Legacy-minded presidents tend to turn to foreign policy in their second terms because they have more control than they do over domestic policy. But increasingly Obama’s best hope for a victory looks like a comprehensive overhaul of immigration policy, though a successful withdrawal from Afghanistan or a breakthrough in the tense standoff with Iran over that country’s suspected nuclear weapons program would likely restore his standing.

“From Benghazi to Cairo to Damascus to Baghdad we're failing across the board. President Obama's foreign policy is not working,” Sen. Lindsey Graham, R-S.C., said on Twitter. Graham has repeatedly warned that Egypt might become a “failed state.”
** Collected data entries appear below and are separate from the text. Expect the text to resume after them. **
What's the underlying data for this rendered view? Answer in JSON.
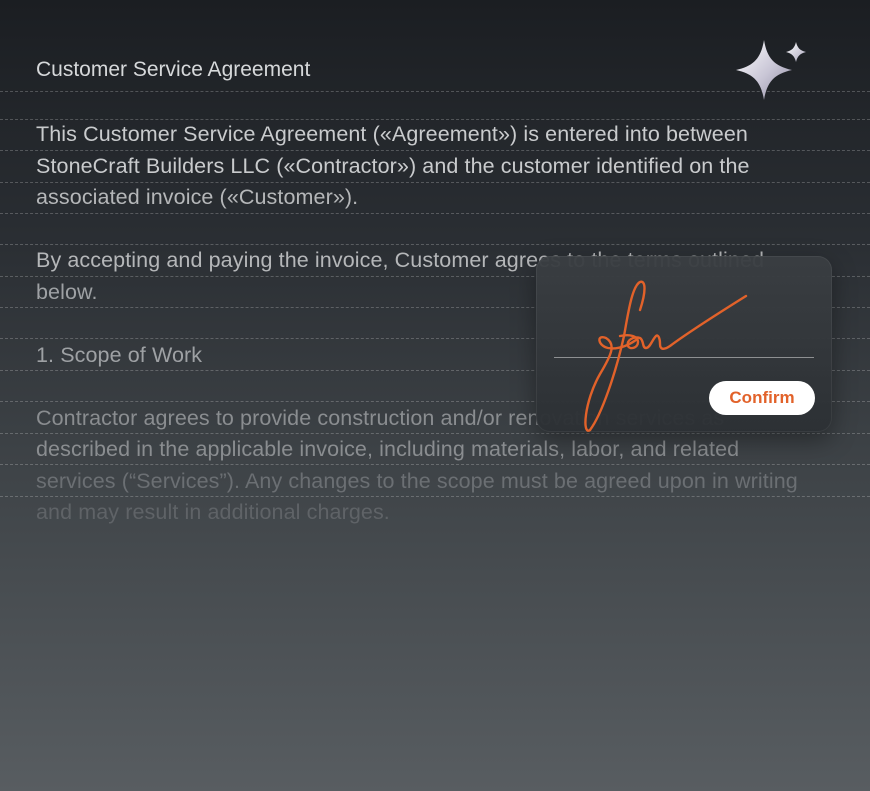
{
  "document": {
    "title": "Customer Service Agreement",
    "lines": [
      "This Customer Service Agreement («Agreement») is entered into between",
      "StoneCraft Builders LLC («Contractor») and the customer identified on the",
      "associated invoice («Customer»).",
      "By accepting and paying the invoice, Customer agrees to the terms outlined",
      "below.",
      "1. Scope of Work",
      "Contractor agrees to provide construction and/or renovation services as",
      "described in the applicable invoice, including materials, labor, and related",
      "services (“Services”). Any changes to the scope must be agreed upon in writing",
      "and may result in additional charges."
    ]
  },
  "signature_panel": {
    "confirm_label": "Confirm",
    "stroke_color": "#e2622a"
  },
  "icons": {
    "top_right": "sparkle-icon"
  }
}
It’s not clear why Egypt would be more likely to become a failed state — one with weak central authority and limited control over its own territory — rather than see the military consolidate power behind a presidential figure.

But that would be an ominous outcome: Imagine a country of 85 million people, neighbor to Israel, home to the vital Suez Canal shipping passage, slipping into (further) chaos.

At the State Department's daily briefing, spokeswoman Jen Psaki was asked whether Obama's policy toward Egypt was worthy of a recent Nobel Peace Prize winner. "Yes," she said curtly.

In fact, a look at Obama's December 2009 Nobel acceptance speech shows that his approach to this kind of dilemma has held relatively constant.

"The promotion of human rights cannot be about exhortation alone. At times, it must be coupled with painstaking diplomacy," he said in that address.

"I know that engagement with repressive regimes lacks the satisfying purity of indignation.  But I also know that sanctions without outreach — condemnation without discussion — can carry forward only a crippling status quo. No repressive regime can move down a new path unless it has the choice of an open door."